Neue Regierung dringend gesucht

In Italien zeichnet sich nach den politischen Konsultationen noch keine Lösung ab.
rom Der italienische Staatspräsident Sergio Mattarella hat die politischen Konsultationen mit den im Parlament vertretenen Parteien beendet. Doch ein Ende der Regierungskrise zeichnet sich vorerst nicht ab. Das Staatsoberhaupt scheint im Dunkeln zu tappen, die Bemühungen zum Aufbau einer dritten Regierung um den parteilosen Juristen Giuseppe Conte gestalten sich schwieriger als erwartet.
Keine Allianz mit Renzi
Die Fronten sind verhärtet: Die populistische Fünf-Sterne-Bewegung, stärkste Einzelpartei im Parlament, und die Sozialdemokraten (Partito Democratico) wollen zwar das Mitte-Links-Bündnis wiederbeleben, das seit September 2019 an der Regierung ist. Sie wollen jedoch keine neue Allianz mit dem Ex-Verbündeten Italia Viva um Ex-Premier Matteo Renzi aufbauen, der mit seinem Austritt aus der Regierungskoalition vor zwei Wochen die Regierungskrise ausgelöst und Premier Conte am Dienstag zum Rücktritt bewogen hatte. Renzi gilt inzwischen als unzuverlässig und unberechenbar.

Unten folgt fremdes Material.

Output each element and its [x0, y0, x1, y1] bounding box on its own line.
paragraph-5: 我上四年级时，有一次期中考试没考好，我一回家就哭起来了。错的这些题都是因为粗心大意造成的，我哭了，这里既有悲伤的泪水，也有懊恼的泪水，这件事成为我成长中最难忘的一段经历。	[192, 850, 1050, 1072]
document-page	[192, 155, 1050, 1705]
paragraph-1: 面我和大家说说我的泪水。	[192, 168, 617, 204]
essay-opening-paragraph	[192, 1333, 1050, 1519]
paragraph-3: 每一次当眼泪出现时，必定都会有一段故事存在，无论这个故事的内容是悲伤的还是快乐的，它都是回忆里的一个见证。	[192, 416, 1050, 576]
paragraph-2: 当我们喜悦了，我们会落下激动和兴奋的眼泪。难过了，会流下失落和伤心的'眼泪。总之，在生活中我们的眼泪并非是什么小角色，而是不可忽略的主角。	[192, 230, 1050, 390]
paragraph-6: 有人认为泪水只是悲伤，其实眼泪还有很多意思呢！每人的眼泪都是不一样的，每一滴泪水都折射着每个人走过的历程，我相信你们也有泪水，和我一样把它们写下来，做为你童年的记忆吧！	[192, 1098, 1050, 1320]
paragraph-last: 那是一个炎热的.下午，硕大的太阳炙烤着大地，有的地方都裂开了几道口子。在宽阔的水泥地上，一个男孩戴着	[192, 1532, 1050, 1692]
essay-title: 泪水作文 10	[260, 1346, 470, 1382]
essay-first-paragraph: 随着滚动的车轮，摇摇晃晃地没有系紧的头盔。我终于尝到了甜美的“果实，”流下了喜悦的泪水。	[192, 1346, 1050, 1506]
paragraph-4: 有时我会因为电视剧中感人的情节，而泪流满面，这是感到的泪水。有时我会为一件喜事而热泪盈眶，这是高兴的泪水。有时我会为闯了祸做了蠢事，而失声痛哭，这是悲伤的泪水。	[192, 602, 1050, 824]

Renzi sprach sich vor Mattarella gegen Neuwahlen aus, die seiner Ansicht nach ein „gravierender Fehler“ für Italien wären. „Das Land braucht dringend eine Regierung. Wir bevorzugen ein politisches Kabinett statt einer Einheitsregierung, sind aber auch einer Einheitsregierung nicht abgeneigt“, so der Toskaner. Seine Partei würde am liebsten eine Mitte-Links-Regierung mit einem anderen Premier als Conte unterstützen.
Der 46-Jährige forderte eine europaorientierte Regierung, die sich um die konstruktive Nutzung der riesigen EU-Finanzhilfen bemühe, die Italien im Rahmen des EU-Wiederaufbauprogramms „Next Generation EU“ erhalten wird. „Wir sind weder verantwortungslos noch unzuverlässig, wie unsere Kritiker behaupten“, versicherte Renzi. Der Ex-Partner Fünf-Sterne-Bewegung solle entscheiden, ob eine neue Koalition mit Italia Viva wieder auf die Beine gestellt werden könne. Sozialdemokraten-Chef Nicola Zingaretti sprach sich dagegen klar für eine dritte Regierung Conte aus. „Das neue Kabinett muss sich auf eine solide parlamentarische Basis im Einklang mit der besten europäischen Tradition stützen. Dieses Fundament ist notwendig, um die Herausforderungen der Pandemie und der Wirtschaftskrise zu bewältigen. Außerdem benötigt Italien institutionelle Reformen für seinen Neustart“, sagte Zingaretti.
Mattarella traf am Freitag die Delegationen der Fünf-Sterne-Bewegung sowie die der oppositionellen Mitte-Rechts-Parteien. Die rechte Lega von Matteo Salvini sprach sich für eine Mitte-Rechts-Regierung mit den Verbündeten Forza Italia und Fratelli d’Italia aus. Sollte dies nicht möglich sein, sollte es zu Neuwahlen kommen, forderte Salvini. Die konservative Forza Italia von Ex-Regierungschef Silvio Berlusconi ist dagegen bereit, eine Einheitsregierung zu unterstützen, der sie beitreten könnte.
Bilanz ziehen
Nach dem Ende der Konsultationen muss Mattarella eine Bilanz der dreitägigen Gesprächsrunde ziehen. Er muss entscheiden, ob die Bedingungen für die Bildung einer dritten Regierung Conte vorhanden sind. Er könnte auch eine neue Reihe von Konsultationen ankündigen. Sollte Mattarella keinen Ausweg aus der Krise finden, könnte er Neuwahlen ausrufen. Der Präsident will dies verhindern, weil sich Italien einen Wahlkampf inmitten der Pandemie und einer schweren Wirtschaftskrise nicht leisten könne.